Depuis des années, Bruno Fern fait résonner la poésie. Et pour ce faire, il invente, il invente des machines à faire résonner la poésie. La poésie qu’il fait ainsi résonner peut être signée par d’autres noms que « Bruno Fern » ; ainsi l’on trouvera dans des tours ceux aussi bien ceux de François Villon ou Pierre de Ronsard que ceux de Christian Prigent ou Jean-Christophe Bailly, en passant par Rainer-Maria Rilke ou John Updike. On peut ne lire que les tours de Bruno Fern ; c’est ce par quoi j’ai commencé, dans notre manque commun de temps, et ça marche. Mais dès lors que la première lecture est terminée, on se rappelle que, par exemple :
la robe fouettée sous les projos
les paumes s’y baladent sy
métriques leur pâleur nickel intégralement
zoomable de bas résille en haut bâillon
gardé le temps qu’il faut en te
nue légère à l’œil et d’où jaillit
(Francis Ponge,
« L’œillet »,
in La Rage de l’expression)
Qu’est-ce donc que ce déshabillage ? On a compris en lisant la « FABRIQUE » liminaire que « d’où jaillit la robe fouettée » sont les mots empruntés à Ponge, et que si les paumes symétriques de Bruno Fern s’y baladent, c’est aussi pour hâter le strip-tease : un retour à la ligne en milieu de mot et voici la tenue légère « nue (…) à l’œil et d’où jaillit » le désir irrépressible d’ouvrir de nouveau cet œillet : depuis combien de temps ne l’avait-on pas relu ? Et me voici donc relisant tout l’œillet, retrouvant à la section 9 le dernier vers amplifié par Bruno Fern, me rappelant que tiens, cette section 7, je la savais autrefois par cœur.
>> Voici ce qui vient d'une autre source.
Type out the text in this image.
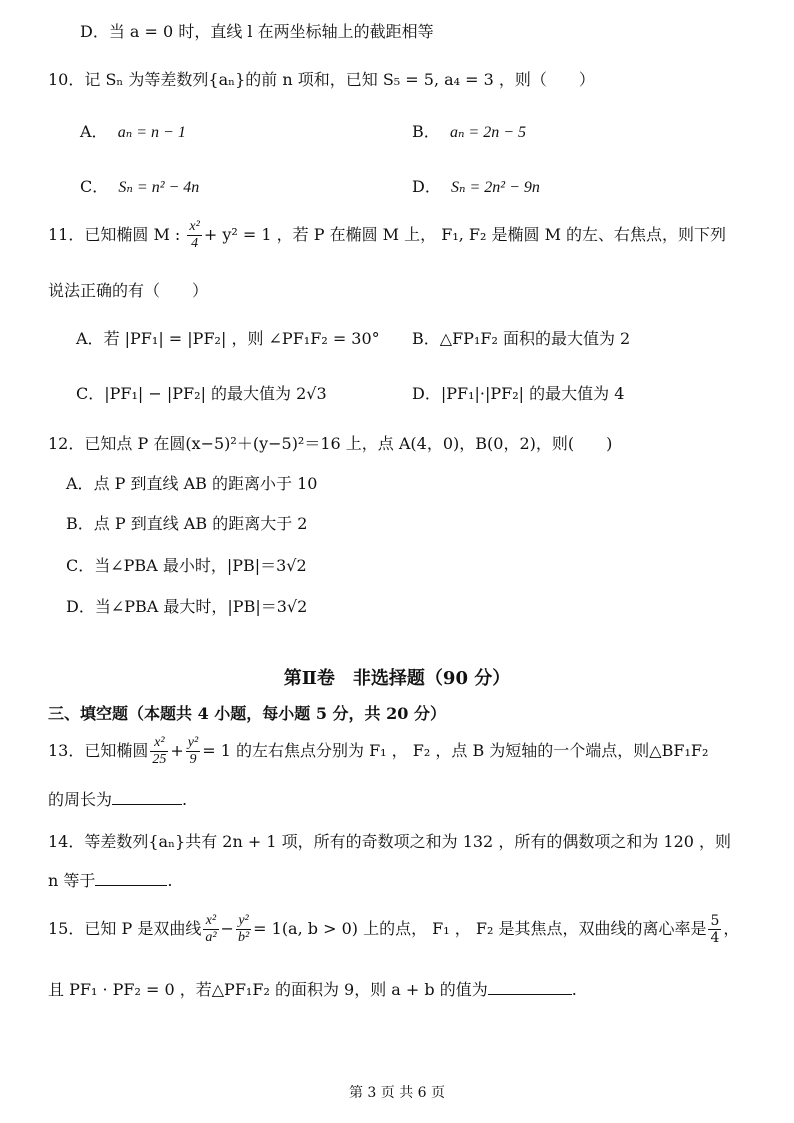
D．当 a = 0 时，直线 l 在两坐标轴上的截距相等
10．记 Sₙ 为等差数列{aₙ}的前 n 项和，已知 S₅ = 5, a₄ = 3 ，则（　　）
A． aₙ = n − 1	B． aₙ = 2n − 5
C． Sₙ = n² − 4n	D． Sₙ = 2n² − 9n
11．已知椭圆 M : $\frac{\text{x²}}{4} + y^2 = 1$ ，若 P 在椭圆 M 上， F₁, F₂ 是椭圆 M 的左、右焦点，则下列
说法正确的有（　　）
A．若 |PF₁| = |PF₂| ，则 ∠PF₁F₂ = 30° B．△FP₁F₂ 面积的最大值为 2
C．|PF₁| − |PF₂| 的最大值为 2√3	D．|PF₁|·|PF₂| 的最大值为 4
12．已知点 P 在圆(x−5)²＋(y−5)²＝16 上，点 A(4，0)，B(0，2)，则(　　)
A．点 P 到直线 AB 的距离小于 10
B．点 P 到直线 AB 的距离大于 2
C．当∠PBA 最小时，|PB|＝3√2
D．当∠PBA 最大时，|PB|＝3√2
第Ⅱ卷　非选择题（90 分）
三、填空题（本题共 4 小题，每小题 5 分，共 20 分）
13．已知椭圆 $\frac{\text{x²}}{25} + \frac{\text{y²}}{9} = 1$ 的左右焦点分别为 F₁ ， F₂ ，点 B 为短轴的一个端点，则△BF₁F₂
的周长为	.
14．等差数列{aₙ}共有 2n + 1 项，所有的奇数项之和为 132 ，所有的偶数项之和为 120 ，则
n 等于	.
15．已知 P 是双曲线 $\frac{\text{x²}}{\text{a²}} - \frac{\text{y²}}{\text{b²}} = 1(a$, b > 0) 上的点， F₁ ， F₂ 是其焦点，双曲线的离心率是 $\frac{5}{4}$ ，
且 PF₁ · PF₂ = 0 ，若△PF₁F₂ 的面积为 9，则 a + b 的值为	.
第 3 页 共 6 页
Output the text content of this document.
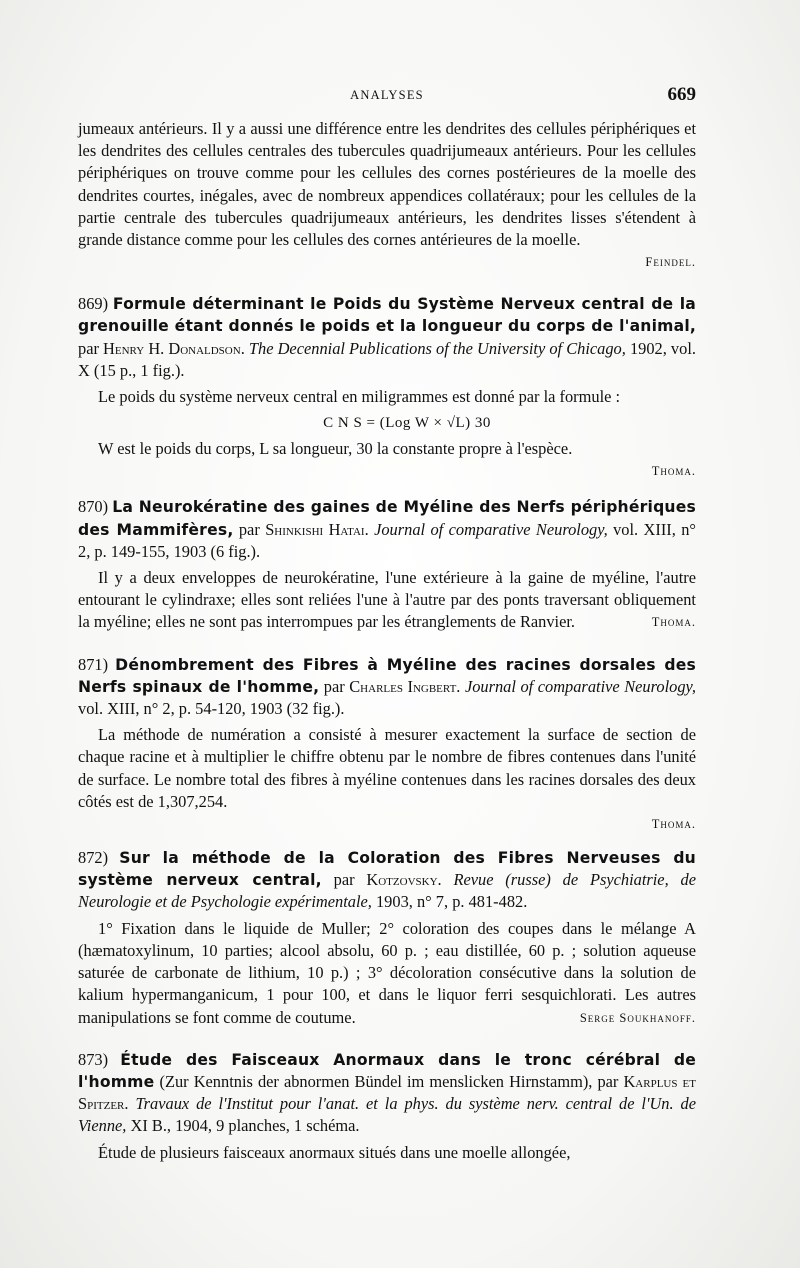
ANALYSES	669

jumeaux antérieurs. Il y a aussi une différence entre les dendrites des cellules périphériques et les dendrites des cellules centrales des tubercules quadrijumeaux antérieurs. Pour les cellules périphériques on trouve comme pour les cellules des cornes postérieures de la moelle des dendrites courtes, inégales, avec de nombreux appendices collatéraux; pour les cellules de la partie centrale des tubercules quadrijumeaux antérieurs, les dendrites lisses s'étendent à grande distance comme pour les cellules des cornes antérieures de la moelle.

Feindel.

869) Formule déterminant le Poids du Système Nerveux central de la grenouille étant donnés le poids et la longueur du corps de l'animal, par Henry H. Donaldson. The Decennial Publications of the University of Chicago, 1902, vol. X (15 p., 1 fig.).

Le poids du système nerveux central en miligrammes est donné par la formule :

C N S = (Log W × √L) 30

W est le poids du corps, L sa longueur, 30 la constante propre à l'espèce.

Thoma.

870) La Neurokératine des gaines de Myéline des Nerfs périphériques des Mammifères, par Shinkishi Hatai. Journal of comparative Neurology, vol. XIII, n° 2, p. 149-155, 1903 (6 fig.).

Il y a deux enveloppes de neurokératine, l'une extérieure à la gaine de myéline, l'autre entourant le cylindraxe; elles sont reliées l'une à l'autre par des ponts traversant obliquement la myéline; elles ne sont pas interrompues par les étranglements de Ranvier.	Thoma.

871) Dénombrement des Fibres à Myéline des racines dorsales des Nerfs spinaux de l'homme, par Charles Ingbert. Journal of comparative Neurology, vol. XIII, n° 2, p. 54-120, 1903 (32 fig.).

La méthode de numération a consisté à mesurer exactement la surface de section de chaque racine et à multiplier le chiffre obtenu par le nombre de fibres contenues dans l'unité de surface. Le nombre total des fibres à myéline contenues dans les racines dorsales des deux côtés est de 1,307,254.

Thoma.

872) Sur la méthode de la Coloration des Fibres Nerveuses du système nerveux central, par Kotzovsky. Revue (russe) de Psychiatrie, de Neurologie et de Psychologie expérimentale, 1903, n° 7, p. 481-482.

1° Fixation dans le liquide de Muller; 2° coloration des coupes dans le mélange A (hæmatoxylinum, 10 parties; alcool absolu, 60 p. ; eau distillée, 60 p. ; solution aqueuse saturée de carbonate de lithium, 10 p.) ; 3° décoloration consécutive dans la solution de kalium hypermanganicum, 1 pour 100, et dans le liquor ferri sesquichlorati. Les autres manipulations se font comme de coutume.	Serge Soukhanoff.

873) Étude des Faisceaux Anormaux dans le tronc cérébral de l'homme (Zur Kenntnis der abnormen Bündel im menslicken Hirnstamm), par Karplus et Spitzer. Travaux de l'Institut pour l'anat. et la phys. du système nerv. central de l'Un. de Vienne, XI B., 1904, 9 planches, 1 schéma.

Étude de plusieurs faisceaux anormaux situés dans une moelle allongée,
Mais ce n’est pas tout ça : il faut maintenant que je relise la Première Elégie de Duino. On l’aura compris : lire ce petit livre de moins de cent pages peut prendre beaucoup de temps, et prendre ce temps c’est se rappeler qu’on n’écrit pas tout seul et que la poésie, la littérature, n’est que notre œuvre commune.